Device malposition/embolization can potentially occur with any ASD closure. Various causes include large, eccentric defect, inadequate rims, improper sizing, and operator-related technical issues. Embolization is the most frequent complication reported at a rate of 0.5% to 3%. An analysis of the device embolizations reported to the FDA’s MAUDE database (Manufacturer and User Facility Device Experience) showed that in 77% of cases the device was retrieved using transcatheter approach and in 17% of cases surgical retrieval was needed. There were two deaths related to device embolization. Most embolizations occur at the time of deployment or within 24 hours of the procedure. The operator must be familiar with transcatheter retrieval techniques using a gooseneck snare or bioptome. The most common site of embolization is left atrium, followed by right atrium, pulmonary artery, right ventricle, left ventricle, and aorta. If the device is stuck in the ventricle and entangled within the atrioventricular valve apparatus, the patient should be referred for surgical removal. Device embolization appears to be more frequent with the Helex device compared with ASO device.

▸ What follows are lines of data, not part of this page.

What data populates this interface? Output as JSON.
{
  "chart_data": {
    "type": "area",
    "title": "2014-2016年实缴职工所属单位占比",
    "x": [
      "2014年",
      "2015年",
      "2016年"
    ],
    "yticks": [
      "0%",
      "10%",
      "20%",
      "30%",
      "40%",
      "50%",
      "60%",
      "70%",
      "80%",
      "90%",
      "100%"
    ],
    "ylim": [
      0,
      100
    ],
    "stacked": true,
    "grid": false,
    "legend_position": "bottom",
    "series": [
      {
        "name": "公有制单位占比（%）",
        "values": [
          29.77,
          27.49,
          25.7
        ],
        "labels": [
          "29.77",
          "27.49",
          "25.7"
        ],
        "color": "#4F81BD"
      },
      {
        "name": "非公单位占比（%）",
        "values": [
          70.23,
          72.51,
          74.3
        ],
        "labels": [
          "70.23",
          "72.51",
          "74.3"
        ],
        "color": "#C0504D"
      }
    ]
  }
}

Other complications include wire frame fracture in the case of Helex device, thrombus formation on the device, new onset atrial arrhythmias, and impingement of adjacent structures including the atrioventricular valves.
Clinical Trial Data
Results are excellent with both Amplatzer and Helex devices. Closure rates with the Amplatzer ASO device are >95% at 1-year follow-up, and >91% with Helex device. Safety outcomes and complications have been discussed previously. Overall, the risk of complications is lower with the transcatheter closure approach compared with surgical approach.